Thursday, June 13, 2013

BoE's Andy Haldane: Bursting of the biggest bond bubble in history is the biggest financial risk

So Bank of England’s Andy Haldane admits to the monster central bankers have spawned.

From the Telegraph.co.uk

Andy Haldane, the Bank of England's executive director for financial stability, believes the biggest risk to the global financial system is a "disorderly" bursting of the bond bubble created by quantitative easing. 

He told the Treasury Select Committee on Wednesday that bond market had seen “shades of that" in the spike in bond yields around the globe after the US Federal Reserve said it was looking to taper its massive stimulus. 

“We have intentionally blown the biggest government bond bubble in history,” he said at hearing on the reappointment of officials to the Financial Policy Committee, created to monitor broad risks to the financial system. 

If central bankers acknowledge that withdrawing stimulus would burst the bond bubble and trigger financial instability would they proceed with that? Hardly. 

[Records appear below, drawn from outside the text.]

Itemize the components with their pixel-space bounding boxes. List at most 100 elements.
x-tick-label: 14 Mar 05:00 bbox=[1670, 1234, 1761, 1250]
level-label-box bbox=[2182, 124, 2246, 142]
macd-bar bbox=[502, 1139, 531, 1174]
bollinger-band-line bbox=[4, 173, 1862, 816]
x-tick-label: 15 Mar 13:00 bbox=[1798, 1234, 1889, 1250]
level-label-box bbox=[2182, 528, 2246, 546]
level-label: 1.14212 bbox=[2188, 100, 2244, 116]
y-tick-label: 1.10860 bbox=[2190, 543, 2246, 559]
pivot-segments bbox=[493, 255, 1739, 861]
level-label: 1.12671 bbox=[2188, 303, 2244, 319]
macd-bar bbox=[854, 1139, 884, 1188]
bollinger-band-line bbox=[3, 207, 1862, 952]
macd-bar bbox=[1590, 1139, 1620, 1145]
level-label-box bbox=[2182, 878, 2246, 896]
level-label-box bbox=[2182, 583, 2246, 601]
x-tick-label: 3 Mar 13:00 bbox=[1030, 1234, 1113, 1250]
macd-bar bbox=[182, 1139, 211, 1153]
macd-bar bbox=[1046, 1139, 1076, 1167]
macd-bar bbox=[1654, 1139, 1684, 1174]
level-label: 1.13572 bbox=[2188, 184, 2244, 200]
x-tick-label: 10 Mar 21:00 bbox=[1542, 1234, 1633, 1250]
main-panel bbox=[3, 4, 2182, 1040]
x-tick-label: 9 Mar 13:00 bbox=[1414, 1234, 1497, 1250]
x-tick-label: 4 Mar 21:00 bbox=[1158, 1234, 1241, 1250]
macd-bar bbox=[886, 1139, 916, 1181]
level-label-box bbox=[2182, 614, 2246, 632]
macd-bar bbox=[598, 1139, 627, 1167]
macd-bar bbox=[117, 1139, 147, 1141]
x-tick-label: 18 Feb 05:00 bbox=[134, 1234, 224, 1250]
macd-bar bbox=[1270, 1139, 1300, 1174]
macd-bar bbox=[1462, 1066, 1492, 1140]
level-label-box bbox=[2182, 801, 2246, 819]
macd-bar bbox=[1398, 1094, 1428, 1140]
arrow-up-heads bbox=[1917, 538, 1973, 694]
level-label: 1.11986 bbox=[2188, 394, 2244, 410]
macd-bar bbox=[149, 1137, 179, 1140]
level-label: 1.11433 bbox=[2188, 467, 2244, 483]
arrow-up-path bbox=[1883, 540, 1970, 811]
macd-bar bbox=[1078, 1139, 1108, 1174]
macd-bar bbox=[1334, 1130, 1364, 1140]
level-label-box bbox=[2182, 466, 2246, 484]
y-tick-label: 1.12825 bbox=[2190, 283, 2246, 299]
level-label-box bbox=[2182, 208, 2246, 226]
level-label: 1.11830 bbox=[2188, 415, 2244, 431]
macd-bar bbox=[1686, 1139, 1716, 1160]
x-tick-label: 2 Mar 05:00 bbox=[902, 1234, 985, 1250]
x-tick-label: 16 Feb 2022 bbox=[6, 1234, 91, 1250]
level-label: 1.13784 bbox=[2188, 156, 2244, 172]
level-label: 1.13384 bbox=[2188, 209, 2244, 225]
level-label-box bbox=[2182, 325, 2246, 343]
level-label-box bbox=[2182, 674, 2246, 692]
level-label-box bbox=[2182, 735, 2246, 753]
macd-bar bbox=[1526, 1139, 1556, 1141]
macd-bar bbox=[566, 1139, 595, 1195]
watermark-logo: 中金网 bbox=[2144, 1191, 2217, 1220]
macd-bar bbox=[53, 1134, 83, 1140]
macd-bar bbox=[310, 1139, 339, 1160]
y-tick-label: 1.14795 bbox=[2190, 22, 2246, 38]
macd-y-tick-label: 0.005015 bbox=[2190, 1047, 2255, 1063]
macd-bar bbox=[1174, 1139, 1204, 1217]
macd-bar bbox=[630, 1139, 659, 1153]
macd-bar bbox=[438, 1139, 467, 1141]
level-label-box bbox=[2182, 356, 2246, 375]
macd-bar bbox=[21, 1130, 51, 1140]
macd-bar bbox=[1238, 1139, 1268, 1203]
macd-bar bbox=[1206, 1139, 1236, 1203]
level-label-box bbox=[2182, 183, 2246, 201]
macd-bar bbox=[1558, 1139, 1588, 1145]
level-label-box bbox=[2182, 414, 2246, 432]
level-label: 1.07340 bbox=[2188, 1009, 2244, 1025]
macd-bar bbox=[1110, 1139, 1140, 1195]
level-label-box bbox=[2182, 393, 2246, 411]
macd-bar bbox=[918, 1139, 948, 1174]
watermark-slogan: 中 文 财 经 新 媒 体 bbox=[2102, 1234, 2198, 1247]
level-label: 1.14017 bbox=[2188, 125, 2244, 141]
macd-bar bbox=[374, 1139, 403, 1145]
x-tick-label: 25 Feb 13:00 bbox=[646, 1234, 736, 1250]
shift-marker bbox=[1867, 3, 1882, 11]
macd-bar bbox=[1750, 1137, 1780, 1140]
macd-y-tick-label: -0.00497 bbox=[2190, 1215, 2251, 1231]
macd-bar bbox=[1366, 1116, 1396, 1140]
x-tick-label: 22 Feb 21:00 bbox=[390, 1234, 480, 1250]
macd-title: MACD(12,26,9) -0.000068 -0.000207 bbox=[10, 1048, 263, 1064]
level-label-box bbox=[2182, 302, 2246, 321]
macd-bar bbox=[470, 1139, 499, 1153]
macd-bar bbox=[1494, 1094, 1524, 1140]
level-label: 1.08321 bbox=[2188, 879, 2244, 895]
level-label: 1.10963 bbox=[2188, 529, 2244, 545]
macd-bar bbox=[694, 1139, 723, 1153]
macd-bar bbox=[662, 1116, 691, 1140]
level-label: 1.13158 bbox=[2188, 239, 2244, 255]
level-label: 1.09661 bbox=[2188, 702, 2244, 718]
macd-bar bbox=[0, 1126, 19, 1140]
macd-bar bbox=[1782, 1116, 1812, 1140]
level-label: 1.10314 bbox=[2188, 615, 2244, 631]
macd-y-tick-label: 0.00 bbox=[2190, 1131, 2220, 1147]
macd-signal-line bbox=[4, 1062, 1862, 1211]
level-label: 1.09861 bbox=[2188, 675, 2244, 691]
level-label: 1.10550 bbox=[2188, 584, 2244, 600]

But again continuing to inflate the unsustainable bond bubbles will produce an eventual bust. 

Long term US treasury yields, for instance, has been inching higher since the 2nd half of 2012 or even before the FED’s unlimited QE 3.0 as previously discussed. With the FED’s QE 3.0, the rate of increases of bond yields accelerated. So in order not to lose credibility, the FED had to put on the make up and blabber about “tapering” which media reasons backwards. 

So if QE today pushes up yields, and withdrawing QE will also drive up yields then both will end up with the same scenario: the bursting of the bond bubble. 

Damned if you, damned if you don’t 

And the initial hissing of the bond bubble has already been crushing many markets including ASEAN markets. What more of a full scale implosion?

How about the accountability of central bankers for the coming devastation?